PROMETHEUS Titan brother of Atlas. Friend of humankind. Foreteller of the greatness of Thetis’s son. Guest at the wedding of Peleus and Thetis.
SCAMANDER River god of the Troad. Husband of the nymph Idaea. Father of Callirrhoë and Teucer. Grandfather of Ganymede and Ilus. Bestower of great fertility on the plain of Ilium. A protector of Troy. Nearly kills Achilles. Boiled by Hephaestus.
SELENE Titan goddess of the moon. Sister of Eos and Helios.
TETHYS Ancient goddess of the sea. Titaness daughter of Gaia and Ouranos. Sister of Kronos and Oceanus. Mother (by Oceanus) of the Oceanids. Grandmother of
Atlas, Chiron, Prometheus, Thetis and Zeus. Transforms Aesacus into a seabird.
Other Immortals
CHIRON Greatest and wisest of centaurs. Son of Kronos and the Oceanid Phylira. Father of Endeis. Grandfather of Peleus and Telamon. Healer. Tutor of heroes, including Achilles, Asclepius, Jason and Peleus. Hosts the wedding of Peleus and Thetis. Bestows a spear with miraculous powers on Peleus.
ENDEIS Nymph. Daughter of Chiron and the nymph Chariclo. Wife of Aeacus. Mother of Peleus and Telamon. Implicated in the death of her stepson Phocus.
HYADES Nymphs of North Africa who suckled the infant Dionysus. Rewarded by Zeus with catasterization.
NEREIDS Sea nymphs. Daughters of Nereus and the Oceanid Doris. Cousins of Poseidon. They include: Psamathe, mother of Phocus; Thetis, mother of Achilles.
OCEANIDS Sea nymphs. Daughters of Oceanus and Tethys. Cousins of Poseidon. They include: Doris, mother of the Nereids; Metis, mother of Athena; Phylira, mother of Chiron; Pleione, mother of the Pleiades; and Styx.

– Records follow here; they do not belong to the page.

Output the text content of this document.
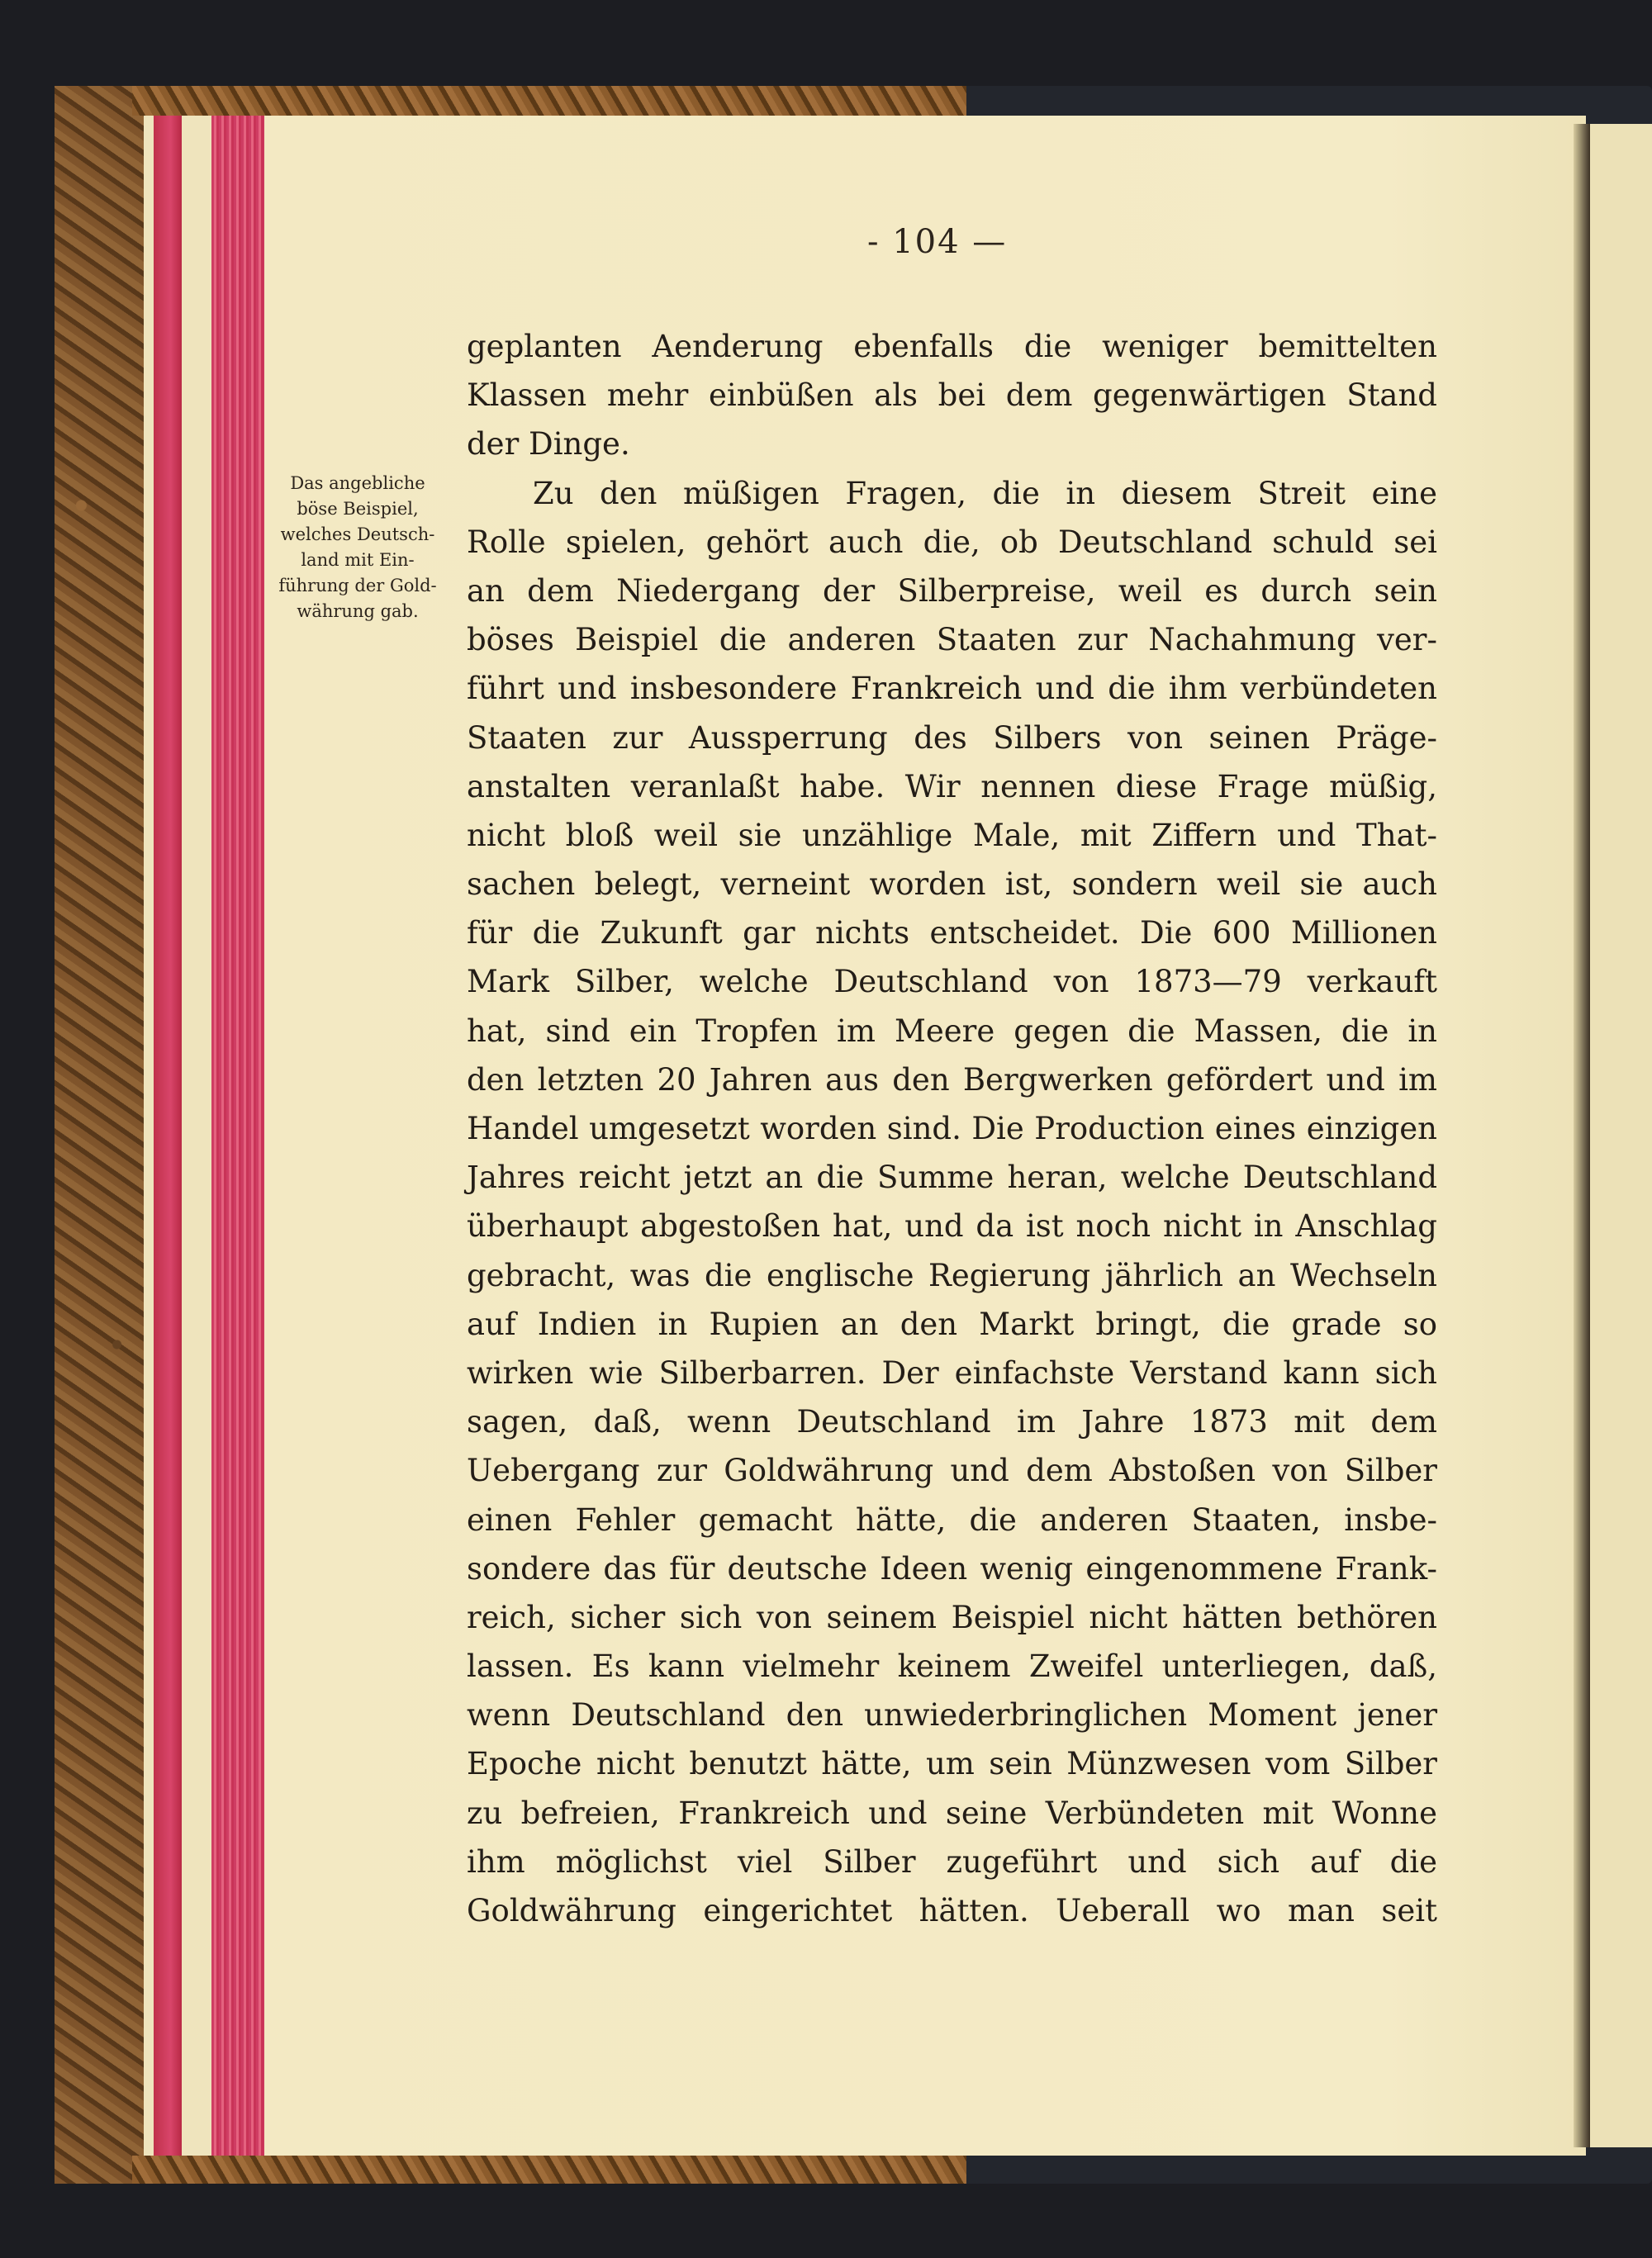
- 104 —
Das angebliche
böse Beispiel,
welches Deutsch-
land mit Ein-
führung der Gold-
währung gab.
geplanten Aenderung ebenfalls die weniger bemittelten
Klassen mehr einbüßen als bei dem gegenwärtigen Stand
der Dinge.
Zu den müßigen Fragen, die in diesem Streit eine
Rolle spielen, gehört auch die, ob Deutschland schuld sei
an dem Niedergang der Silberpreise, weil es durch sein
böses Beispiel die anderen Staaten zur Nachahmung ver-
führt und insbesondere Frankreich und die ihm verbündeten
Staaten zur Aussperrung des Silbers von seinen Präge-
anstalten veranlaßt habe. Wir nennen diese Frage müßig,
nicht bloß weil sie unzählige Male, mit Ziffern und That-
sachen belegt, verneint worden ist, sondern weil sie auch
für die Zukunft gar nichts entscheidet. Die 600 Millionen
Mark Silber, welche Deutschland von 1873—79 verkauft
hat, sind ein Tropfen im Meere gegen die Massen, die in
den letzten 20 Jahren aus den Bergwerken gefördert und im
Handel umgesetzt worden sind. Die Production eines einzigen
Jahres reicht jetzt an die Summe heran, welche Deutschland
überhaupt abgestoßen hat, und da ist noch nicht in Anschlag
gebracht, was die englische Regierung jährlich an Wechseln
auf Indien in Rupien an den Markt bringt, die grade so
wirken wie Silberbarren. Der einfachste Verstand kann sich
sagen, daß, wenn Deutschland im Jahre 1873 mit dem
Uebergang zur Goldwährung und dem Abstoßen von Silber
einen Fehler gemacht hätte, die anderen Staaten, insbe-
sondere das für deutsche Ideen wenig eingenommene Frank-
reich, sicher sich von seinem Beispiel nicht hätten bethören
lassen. Es kann vielmehr keinem Zweifel unterliegen, daß,
wenn Deutschland den unwiederbringlichen Moment jener
Epoche nicht benutzt hätte, um sein Münzwesen vom Silber
zu befreien, Frankreich und seine Verbündeten mit Wonne
ihm möglichst viel Silber zugeführt und sich auf die
Goldwährung eingerichtet hätten. Ueberall wo man seit
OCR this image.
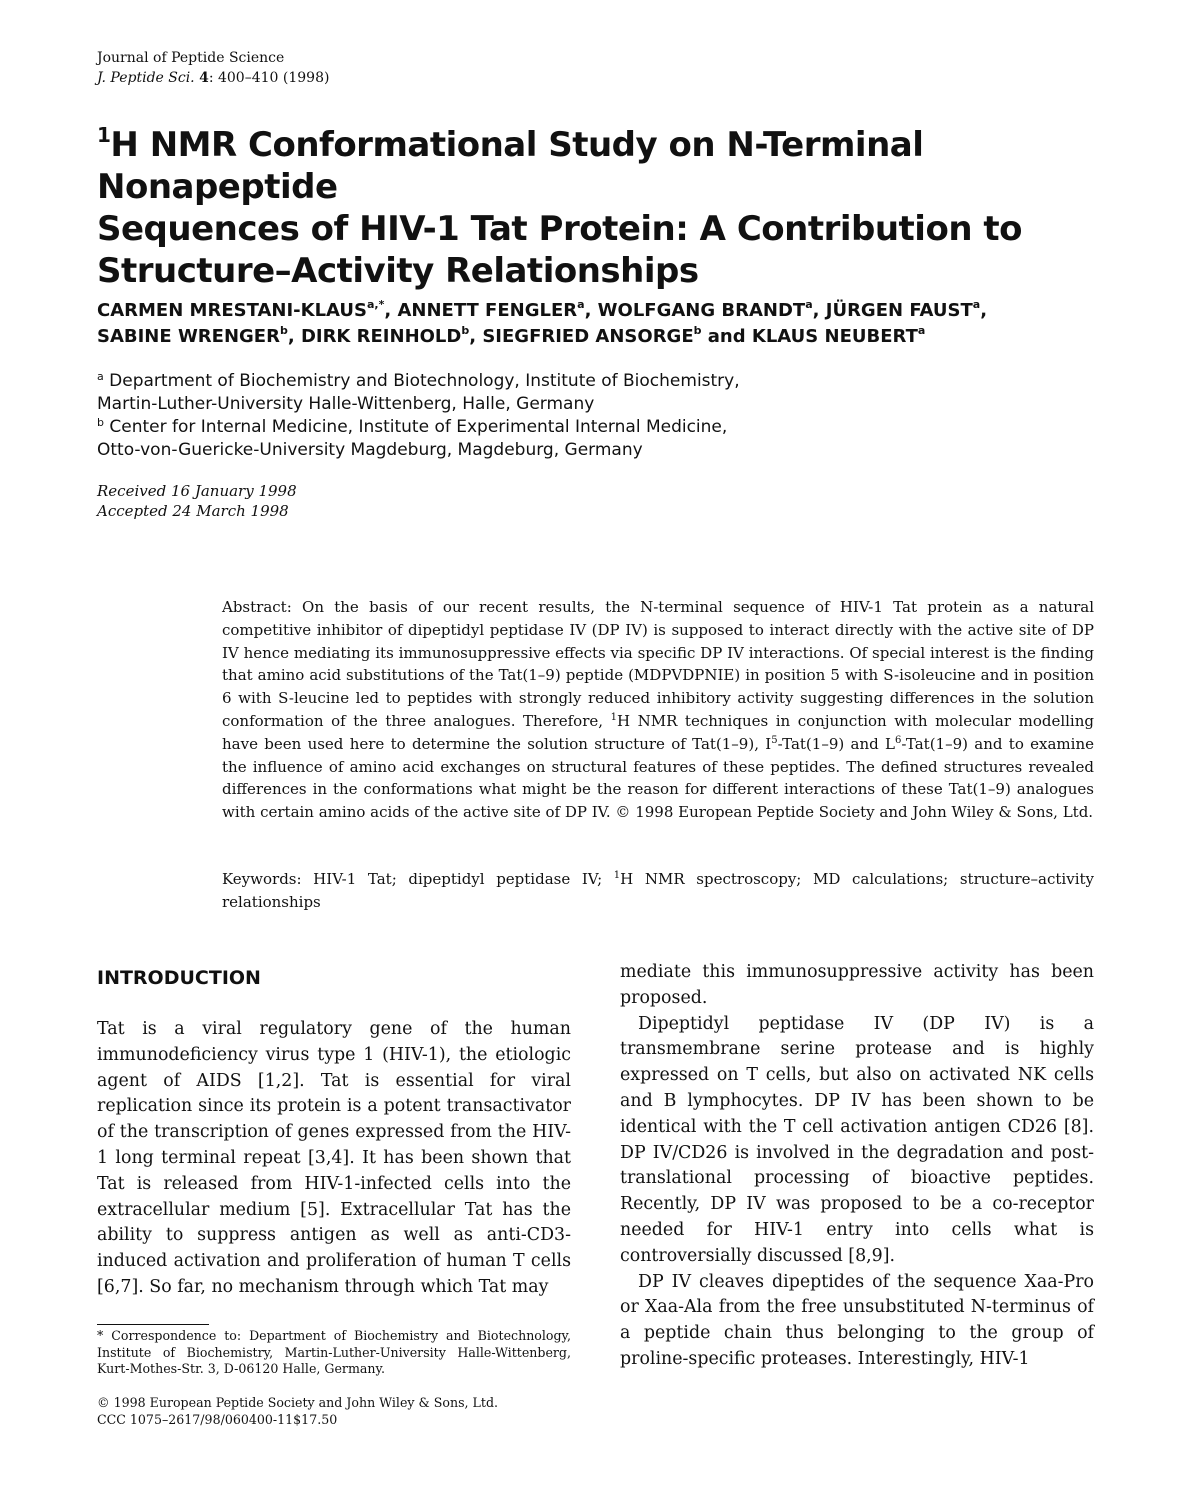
Journal of Peptide Science
J. Peptide Sci. 4: 400–410 (1998)
$^1$H NMR Conformational Study on N-Terminal Nonapeptide
Sequences of HIV-1 Tat Protein: A Contribution to
Structure–Activity Relationships
CARMEN MRESTANI-$KLAUS^{a,*}$, ANNETT FENGLER$^a$, WOLFGANG BRANDT$^a$, JÜRGEN FAUST$^a$,
SABINE WRENGER$^b$, DIRK REINHOLD$^b$, SIEGFRIED ANSORGE$^b$ and KLAUS NEUBERT$^a$
$^a$ Department of Biochemistry and Biotechnology, Institute of Biochemistry,
Martin-Luther-University Halle-Wittenberg, Halle, Germany
$^b$ Center for Internal Medicine, Institute of Experimental Internal Medicine,
Otto-von-Guericke-University Magdeburg, Magdeburg, Germany
Received 16 January 1998
Accepted 24 March 1998
Abstract: On the basis of our recent results, the N-terminal sequence of HIV-1 Tat protein as a natural competitive inhibitor of dipeptidyl peptidase IV (DP IV) is supposed to interact directly with the active site of DP IV hence mediating its immunosuppressive effects via specific DP IV interactions. Of special interest is the finding that amino acid substitutions of the Tat(1–9) peptide (MDPVDPNIE) in position 5 with S-isoleucine and in position 6 with S-leucine led to peptides with strongly reduced inhibitory activity suggesting differences in the solution conformation of the three analogues. Therefore, $^1$H NMR techniques in conjunction with molecular modelling have been used here to determine the solution structure of Tat(1–9), $I^5-Tat(1-9)$ and $L^6-Tat(1-9)$ and to examine the influence of amino acid exchanges on structural features of these peptides. The defined structures revealed differences in the conformations what might be the reason for different interactions of these Tat(1–9) analogues with certain amino acids of the active site of DP IV. © 1998 European Peptide Society and John Wiley & Sons, Ltd.
Keywords: HIV-1 Tat; dipeptidyl peptidase IV; $^1$H NMR spectroscopy; MD calculations; structure–activity relationships
INTRODUCTION

Tat is a viral regulatory gene of the human immunodeficiency virus type 1 (HIV-1), the etiologic agent of AIDS [1,2]. Tat is essential for viral replication since its protein is a potent transactivator of the transcription of genes expressed from the HIV-1 long terminal repeat [3,4]. It has been shown that Tat is released from HIV-1-infected cells into the extracellular medium [5]. Extracellular Tat has the ability to suppress antigen as well as anti-CD3-induced activation and proliferation of human T cells [6,7]. So far, no mechanism through which Tat may

mediate this immunosuppressive activity has been proposed.

Dipeptidyl peptidase IV (DP IV) is a transmembrane serine protease and is highly expressed on T cells, but also on activated NK cells and B lymphocytes. DP IV has been shown to be identical with the T cell activation antigen CD26 [8]. DP IV/CD26 is involved in the degradation and post-translational processing of bioactive peptides. Recently, DP IV was proposed to be a co-receptor needed for HIV-1 entry into cells what is controversially discussed [8,9].

DP IV cleaves dipeptides of the sequence Xaa-Pro or Xaa-Ala from the free unsubstituted N-terminus of a peptide chain thus belonging to the group of proline-specific proteases. Interestingly, HIV-1

* Correspondence to: Department of Biochemistry and Biotechnology, Institute of Biochemistry, Martin-Luther-University Halle-Wittenberg, Kurt-Mothes-Str. 3, D-06120 Halle, Germany.
© 1998 European Peptide Society and John Wiley & Sons, Ltd.
CCC 1075–2617/98/060400-11$17.50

PLEIADES Seven heavenly daughters of the Titan Atlas and the Oceanid Pleione. They include: Electra, mother of Dardanus; Maia, mother of Hermes; Merope, wife of Sisyphus; Sterope, mother of Hippodamia; Taygeta, progenitor of Tyndareus.
STYX Oceanid. Goddess of the river of hate in the underworld. Her waters bestow invulnerability on mortals.
THETIS Nereid. Daughter of Nereus and Doris. Saviour of Zeus by summoning the Hecatonchires to protect him from his rebellious Olympian family. Saviour of the infant Hephaestus when Hera cast him down from Olympus. Desired by all the gods until Prometheus prophesies her son will be greater than his father. Wrestled into wedlock by Peleus; their wedding the last great gathering of the immortals. Protective mother of Achilles: attempts, to make him invulnerable by immersing him in the Styx, and by commissioning his armour from Hephaestus; to cheat his destiny by concealing him under the care of Lycomedes; to warn him not to arouse the enmity of Apollo; to persuade Zeus to tilt the balance of the Trojan War against the Greeks and teach Agamemnon a lesson.